Will you be able to artificially reconstruct the brain?

I will not live to see this happen. The brain is a miracle. But we will be able to better understand small areas of the brain and will be able to make use of this knowledge.

Machines are becoming increasingly intelligent. Will humanity soon become their slaves?

Here, we are back at the question of what intelligence is composed of. I believe that intelligence is related to creativity and only humans are creative. I am not worried that in the near future we will see humanoid robots trying to dominate us. Building artificial humans is very difficult, precisely because we do not understand the major part of the brain. However, I do perceive the software in information and communication technologies as a potential threat. Artificial Intelligence with its algorithms takes more and more decisions for the people and I am a little bit concerned about this development.
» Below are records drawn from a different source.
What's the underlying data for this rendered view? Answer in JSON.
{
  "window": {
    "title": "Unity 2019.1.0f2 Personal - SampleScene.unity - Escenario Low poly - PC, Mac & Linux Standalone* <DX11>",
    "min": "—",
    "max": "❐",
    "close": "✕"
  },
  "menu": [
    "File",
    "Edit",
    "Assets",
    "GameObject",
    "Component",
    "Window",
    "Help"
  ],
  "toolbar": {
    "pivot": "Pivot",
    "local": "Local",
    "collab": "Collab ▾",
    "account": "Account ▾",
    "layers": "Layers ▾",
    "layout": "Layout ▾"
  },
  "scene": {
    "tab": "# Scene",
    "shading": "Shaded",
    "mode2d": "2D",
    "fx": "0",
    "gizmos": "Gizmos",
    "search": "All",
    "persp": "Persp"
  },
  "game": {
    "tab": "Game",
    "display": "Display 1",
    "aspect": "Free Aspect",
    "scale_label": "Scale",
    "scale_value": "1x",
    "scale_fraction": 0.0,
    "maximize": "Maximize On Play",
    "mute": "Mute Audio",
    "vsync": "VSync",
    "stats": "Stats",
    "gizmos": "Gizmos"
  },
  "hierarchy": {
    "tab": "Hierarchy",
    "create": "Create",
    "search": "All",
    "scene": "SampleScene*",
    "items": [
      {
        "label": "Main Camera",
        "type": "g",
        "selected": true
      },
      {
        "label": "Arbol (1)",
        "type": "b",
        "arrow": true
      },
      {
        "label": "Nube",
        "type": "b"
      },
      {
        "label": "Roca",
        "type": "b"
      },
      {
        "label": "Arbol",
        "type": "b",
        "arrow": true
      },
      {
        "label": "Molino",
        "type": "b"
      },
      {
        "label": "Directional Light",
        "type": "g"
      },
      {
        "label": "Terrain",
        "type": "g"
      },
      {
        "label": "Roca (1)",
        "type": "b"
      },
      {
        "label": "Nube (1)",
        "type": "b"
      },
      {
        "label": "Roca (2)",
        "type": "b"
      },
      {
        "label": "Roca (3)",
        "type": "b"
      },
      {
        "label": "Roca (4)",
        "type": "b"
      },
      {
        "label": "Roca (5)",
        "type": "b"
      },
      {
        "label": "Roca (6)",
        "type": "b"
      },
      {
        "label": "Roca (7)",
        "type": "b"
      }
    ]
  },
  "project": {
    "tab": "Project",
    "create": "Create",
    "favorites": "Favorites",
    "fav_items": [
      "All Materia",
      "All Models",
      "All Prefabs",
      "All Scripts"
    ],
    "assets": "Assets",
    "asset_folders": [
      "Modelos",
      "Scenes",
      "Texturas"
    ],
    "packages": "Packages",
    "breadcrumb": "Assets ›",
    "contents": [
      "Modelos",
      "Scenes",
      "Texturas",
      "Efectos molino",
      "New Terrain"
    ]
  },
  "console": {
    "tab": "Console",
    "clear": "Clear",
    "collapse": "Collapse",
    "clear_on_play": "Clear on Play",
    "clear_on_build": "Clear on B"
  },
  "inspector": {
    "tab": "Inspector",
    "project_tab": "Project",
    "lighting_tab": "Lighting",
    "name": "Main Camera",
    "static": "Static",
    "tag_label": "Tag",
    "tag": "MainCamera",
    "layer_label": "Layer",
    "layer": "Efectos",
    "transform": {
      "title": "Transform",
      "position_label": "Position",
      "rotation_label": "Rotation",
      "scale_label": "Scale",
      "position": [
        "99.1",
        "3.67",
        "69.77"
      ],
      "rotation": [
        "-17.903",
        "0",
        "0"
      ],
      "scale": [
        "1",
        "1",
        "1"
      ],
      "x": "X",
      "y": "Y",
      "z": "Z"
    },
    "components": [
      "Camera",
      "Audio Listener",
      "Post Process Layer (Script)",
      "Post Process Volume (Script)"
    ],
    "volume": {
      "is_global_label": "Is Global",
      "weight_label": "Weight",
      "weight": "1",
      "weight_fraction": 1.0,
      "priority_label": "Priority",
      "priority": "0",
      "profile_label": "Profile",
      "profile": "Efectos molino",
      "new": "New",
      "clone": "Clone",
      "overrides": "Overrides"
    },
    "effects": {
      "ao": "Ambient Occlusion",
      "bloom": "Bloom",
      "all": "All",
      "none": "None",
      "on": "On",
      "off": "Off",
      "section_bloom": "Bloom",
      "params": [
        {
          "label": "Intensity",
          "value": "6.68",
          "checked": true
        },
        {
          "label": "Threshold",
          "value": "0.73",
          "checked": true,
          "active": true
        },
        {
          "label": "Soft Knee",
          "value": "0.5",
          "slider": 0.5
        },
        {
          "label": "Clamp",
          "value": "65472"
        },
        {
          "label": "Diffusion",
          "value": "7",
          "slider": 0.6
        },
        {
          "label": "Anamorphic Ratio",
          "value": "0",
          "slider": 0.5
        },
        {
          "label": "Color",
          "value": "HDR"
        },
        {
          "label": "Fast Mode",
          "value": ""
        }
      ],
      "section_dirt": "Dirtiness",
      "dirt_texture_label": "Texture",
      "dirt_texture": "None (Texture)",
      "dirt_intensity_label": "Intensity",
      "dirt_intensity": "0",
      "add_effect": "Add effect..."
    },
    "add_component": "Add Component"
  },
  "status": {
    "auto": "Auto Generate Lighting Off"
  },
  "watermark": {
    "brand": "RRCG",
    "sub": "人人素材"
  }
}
Interview with Giacomo Indiveri
Giacomo Indiveri

Giacomo Indiveri the Director of the Institute of Neuroinformatics at the University of Zurich and ETH Zurich. He completed his studies in Electrical Engineering at the University of Genoa and worked as a Postdoc at the California Institute of Technology from 1994 to 1996 before joining the Institute of Neuroinformatics.Indiveri received his Habilitation in 2006 at ETH Zurich in Neuromorphic Engineering. His team analyses natural neural processing systems and builds hardware with neuromorphic cognitive systems that are capable of learning from external stimuli, internal conditions and behavioural targets and thus act spontaneously in correspondence. Indiveri is the co-founder of two spin-off companies of the University of Zurich: The neuromorphic intelligence firm aiCTX manufactures neuromorphic mixed-signal processors with a low energy consumption and a low latency performance. The iniForum GmbH has been established to conceptualise innovative events, exhibitions, workshops and conferences in the domains of science, philosophy, medicine, computation, engineering and related topics. Both start-ups are registered in Zurich.